Comeca a segunda semana, o que separa os bons tenistas do resto da chave nos GS. Pelo menos os que sobreviveram. A tensao e’ outra, as expectativas tambem, assim como, teoricamente, a qualidade. Vale lembrar que os jogos ficam mais emocionais com a proximidade das finais, o que pode alterar a qualidade tecnica. Com certeza, a tensao fica maior, o que, para os verdadeiros amantes do tenis, e’ sempre um sinal de um melhor espetaculo. E’ a hora da onca beber agua.

A Chave Masculina

Lleyton Hewitt volta a quadra que o consagrou, na expectativa de reviver seus melhores momentos. Para tal, tera que descobrir uma maneira de incomodar Roger Federer. So’ pode faze-lo se o suico ajudar, e muito. Do contrario, sera a 12ª derrota consecutiva para o atual campeao.

Mario Ancic tem mais jogo para a grama do que Verdasco.

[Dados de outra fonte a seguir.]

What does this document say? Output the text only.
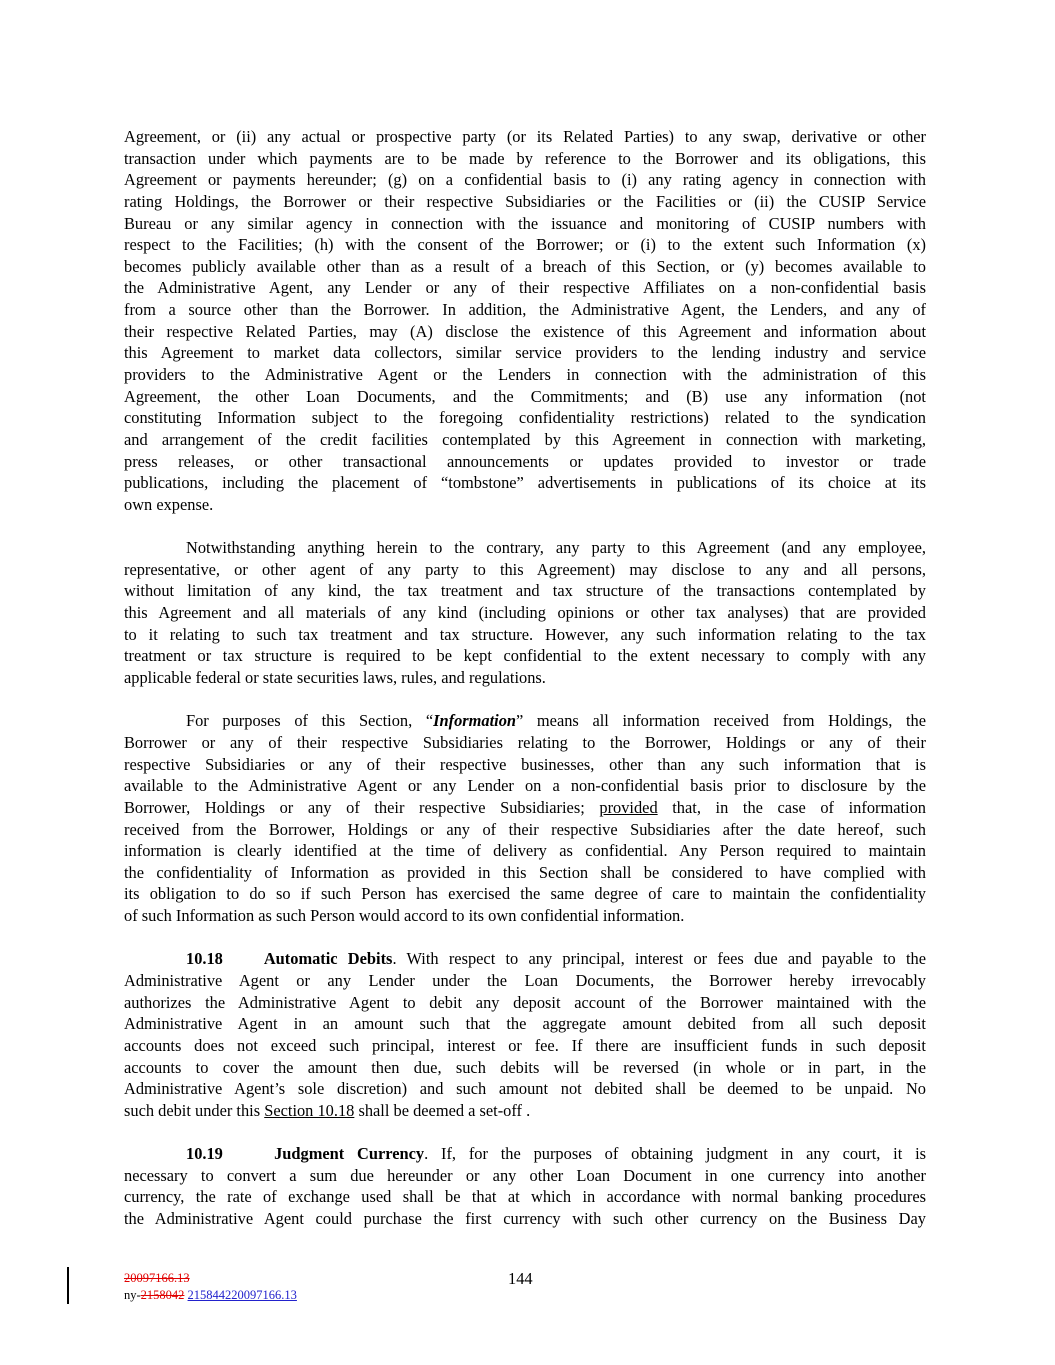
Agreement, or (ii) any actual or prospective party (or its Related Parties) to any swap, derivative or other
transaction under which payments are to be made by reference to the Borrower and its obligations, this
Agreement or payments hereunder; (g) on a confidential basis to (i) any rating agency in connection with
rating Holdings, the Borrower or their respective Subsidiaries or the Facilities or (ii) the CUSIP Service
Bureau or any similar agency in connection with the issuance and monitoring of CUSIP numbers with
respect to the Facilities; (h) with the consent of the Borrower; or (i) to the extent such Information (x)
becomes publicly available other than as a result of a breach of this Section, or (y) becomes available to
the Administrative Agent, any Lender or any of their respective Affiliates on a non-confidential basis
from a source other than the Borrower. In addition, the Administrative Agent, the Lenders, and any of
their respective Related Parties, may (A) disclose the existence of this Agreement and information about
this Agreement to market data collectors, similar service providers to the lending industry and service
providers to the Administrative Agent or the Lenders in connection with the administration of this
Agreement, the other Loan Documents, and the Commitments; and (B) use any information (not
constituting Information subject to the foregoing confidentiality restrictions) related to the syndication
and arrangement of the credit facilities contemplated by this Agreement in connection with marketing,
press releases, or other transactional announcements or updates provided to investor or trade
publications, including the placement of “tombstone” advertisements in publications of its choice at its
own expense.
Notwithstanding anything herein to the contrary, any party to this Agreement (and any employee,
representative, or other agent of any party to this Agreement) may disclose to any and all persons,
without limitation of any kind, the tax treatment and tax structure of the transactions contemplated by
this Agreement and all materials of any kind (including opinions or other tax analyses) that are provided
to it relating to such tax treatment and tax structure. However, any such information relating to the tax
treatment or tax structure is required to be kept confidential to the extent necessary to comply with any
applicable federal or state securities laws, rules, and regulations.
For purposes of this Section, “Information” means all information received from Holdings, the
Borrower or any of their respective Subsidiaries relating to the Borrower, Holdings or any of their
respective Subsidiaries or any of their respective businesses, other than any such information that is
available to the Administrative Agent or any Lender on a non-confidential basis prior to disclosure by the
Borrower, Holdings or any of their respective Subsidiaries; provided that, in the case of information
received from the Borrower, Holdings or any of their respective Subsidiaries after the date hereof, such
information is clearly identified at the time of delivery as confidential. Any Person required to maintain
the confidentiality of Information as provided in this Section shall be considered to have complied with
its obligation to do so if such Person has exercised the same degree of care to maintain the confidentiality
of such Information as such Person would accord to its own confidential information.
10.18    Automatic Debits. With respect to any principal, interest or fees due and payable to the
Administrative Agent or any Lender under the Loan Documents, the Borrower hereby irrevocably
authorizes the Administrative Agent to debit any deposit account of the Borrower maintained with the
Administrative Agent in an amount such that the aggregate amount debited from all such deposit
accounts does not exceed such principal, interest or fee. If there are insufficient funds in such deposit
accounts to cover the amount then due, such debits will be reversed (in whole or in part, in the
Administrative Agent’s sole discretion) and such amount not debited shall be deemed to be unpaid. No
such debit under this Section 10.18 shall be deemed a set-off .
10.19    Judgment Currency. If, for the purposes of obtaining judgment in any court, it is
necessary to convert a sum due hereunder or any other Loan Document in one currency into another
currency, the rate of exchange used shall be that at which in accordance with normal banking procedures
the Administrative Agent could purchase the first currency with such other currency on the Business Day
20097166.13
ny-2158042 215844220097166.13
144
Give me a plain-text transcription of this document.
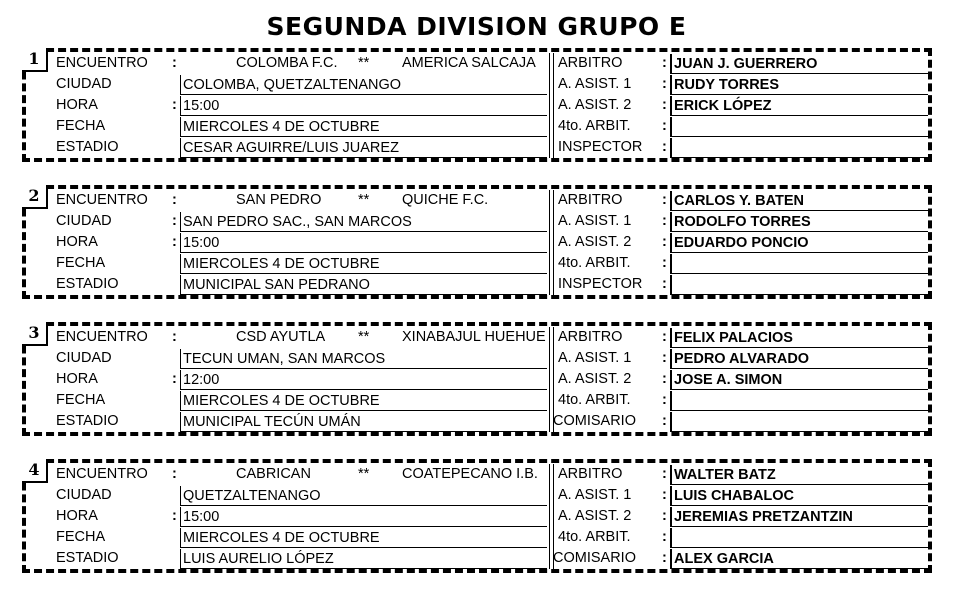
SEGUNDA DIVISION GRUPO E
1	ENCUENTRO :	COLOMBA F.C. ** AMERICA SALCAJA ARBITRO	: JUAN J. GUERRERO
CIUDAD	COLOMBA, QUETZALTENANGO	A. ASIST. 1 : RUDY TORRES
HORA	: 15:00	A. ASIST. 2 : ERICK LÓPEZ
FECHA	MIERCOLES 4 DE OCTUBRE	4to. ARBIT. :
ESTADIO	CESAR AGUIRRE/LUIS JUAREZ	INSPECTOR :
2	ENCUENTRO :	SAN PEDRO	** QUICHE F.C.	ARBITRO	: CARLOS Y. BATEN
CIUDAD	: SAN PEDRO SAC., SAN MARCOS	A. ASIST. 1 : RODOLFO TORRES
HORA	: 15:00	A. ASIST. 2 : EDUARDO PONCIO
FECHA	MIERCOLES 4 DE OCTUBRE	4to. ARBIT. :
ESTADIO	MUNICIPAL SAN PEDRANO	INSPECTOR :
3	ENCUENTRO :	CSD AYUTLA ** XINABAJUL HUEHUE ARBITRO	: FELIX PALACIOS
CIUDAD	TECUN UMAN, SAN MARCOS	A. ASIST. 1 : PEDRO ALVARADO
HORA	: 12:00	A. ASIST. 2 : JOSE A. SIMON
FECHA	MIERCOLES 4 DE OCTUBRE	4to. ARBIT. :
ESTADIO	MUNICIPAL TECÚN UMÁN	COMISARIO :
4	ENCUENTRO :	CABRICAN	** COATEPECANO I.B. ARBITRO	: WALTER BATZ
CIUDAD	QUETZALTENANGO	A. ASIST. 1 : LUIS CHABALOC
HORA	: 15:00	A. ASIST. 2 : JEREMIAS PRETZANTZIN
FECHA	MIERCOLES 4 DE OCTUBRE	4to. ARBIT. :
ESTADIO	LUIS AURELIO LÓPEZ	COMISARIO : ALEX GARCIA
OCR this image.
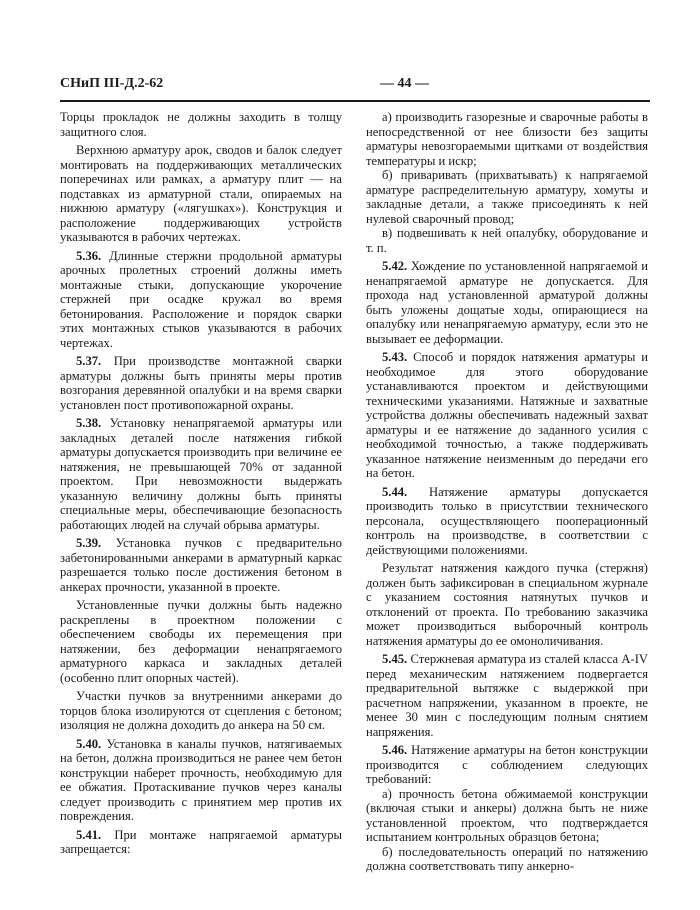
СНиП III-Д.2-62	— 44 —

Торцы прокладок не должны заходить в толщу защитного слоя.

Верхнюю арматуру арок, сводов и балок следует монтировать на поддерживающих металлических поперечинах или рамках, а арматуру плит — на подставках из арматурной стали, опираемых на нижнюю арматуру («лягушках»). Конструкция и расположение поддерживающих устройств указываются в рабочих чертежах.

5.36. Длинные стержни продольной арматуры арочных пролетных строений должны иметь монтажные стыки, допускающие укорочение стержней при осадке кружал во время бетонирования. Расположение и порядок сварки этих монтажных стыков указываются в рабочих чертежах.

5.37. При производстве монтажной сварки арматуры должны быть приняты меры против возгорания деревянной опалубки и на время сварки установлен пост противопожарной охраны.

5.38. Установку ненапрягаемой арматуры или закладных деталей после натяжения гибкой арматуры допускается производить при величине ее натяжения, не превышающей 70% от заданной проектом. При невозможности выдержать указанную величину должны быть приняты специальные меры, обеспечивающие безопасность работающих людей на случай обрыва арматуры.

5.39. Установка пучков с предварительно забетонированными анкерами в арматурный каркас разрешается только после достижения бетоном в анкерах прочности, указанной в проекте.

Установленные пучки должны быть надежно раскреплены в проектном положении с обеспечением свободы их перемещения при натяжении, без деформации ненапрягаемого арматурного каркаса и закладных деталей (особенно плит опорных частей).

Участки пучков за внутренними анкерами до торцов блока изолируются от сцепления с бетоном; изоляция не должна доходить до анкера на 50 см.

5.40. Установка в каналы пучков, натягиваемых на бетон, должна производиться не ранее чем бетон конструкции наберет прочность, необходимую для ее обжатия. Протаскивание пучков через каналы следует производить с принятием мер против их повреждения.

5.41. При монтаже напрягаемой арматуры запрещается:

а) производить газорезные и сварочные работы в непосредственной от нее близости без защиты арматуры невозгораемыми щитками от воздействия температуры и искр;

б) приваривать (прихватывать) к напрягаемой арматуре распределительную арматуру, хомуты и закладные детали, а также присоединять к ней нулевой сварочный провод;

в) подвешивать к ней опалубку, оборудование и т. п.

5.42. Хождение по установленной напрягаемой и ненапрягаемой арматуре не допускается. Для прохода над установленной арматурой должны быть уложены дощатые ходы, опирающиеся на опалубку или ненапрягаемую арматуру, если это не вызывает ее деформации.

5.43. Способ и порядок натяжения арматуры и необходимое для этого оборудование устанавливаются проектом и действующими техническими указаниями. Натяжные и захватные устройства должны обеспечивать надежный захват арматуры и ее натяжение до заданного усилия с необходимой точностью, а также поддерживать указанное натяжение неизменным до передачи его на бетон.

5.44. Натяжение арматуры допускается производить только в присутствии технического персонала, осуществляющего пооперационный контроль на производстве, в соответствии с действующими положениями.

Результат натяжения каждого пучка (стержня) должен быть зафиксирован в специальном журнале с указанием состояния натянутых пучков и отклонений от проекта. По требованию заказчика может производиться выборочный контроль натяжения арматуры до ее омоноличивания.

5.45. Стержневая арматура из сталей класса А-IV перед механическим натяжением подвергается предварительной вытяжке с выдержкой при расчетном напряжении, указанном в проекте, не менее 30 мин с последующим полным снятием напряжения.

5.46. Натяжение арматуры на бетон конструкции производится с соблюдением следующих требований:

а) прочность бетона обжимаемой конструкции (включая стыки и анкеры) должна быть не ниже установленной проектом, что подтверждается испытанием контрольных образцов бетона;

б) последовательность операций по натяжению должна соответствовать типу анкерно-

Especialmente o saque. O espanhol tem um bom saque canhoto e um slice venenoso, mas nao deve ser o bastante.

O jogo para assistir sera entre o talentoso, confiante e embalado Wawrinka e o mega talentoso, imprevisivel e sempre interessante Safin. Com o russo em quadra, e na grama, podemos esperar qualquer coisa.

Baghdatis tenta lembrar como e’ passar para as quartas de um GS. Feliciano Lopez, com seu otimo saque – tanto o reto como o slice – sempre incomoda na grama.

Tipsarevic e Schuetler??, esta oitava-de-final deve ter quebrado as casas de apostas de Londres.

Marin Cilic x Arnaud Clement – o maior conflito de estilos da rodada. Um saca bem, o outro responde bem. Um e’ alto, o outro baixo. Um e’ lento, o outro rapido. Um vai para a agressao, o outro para o contra ataque.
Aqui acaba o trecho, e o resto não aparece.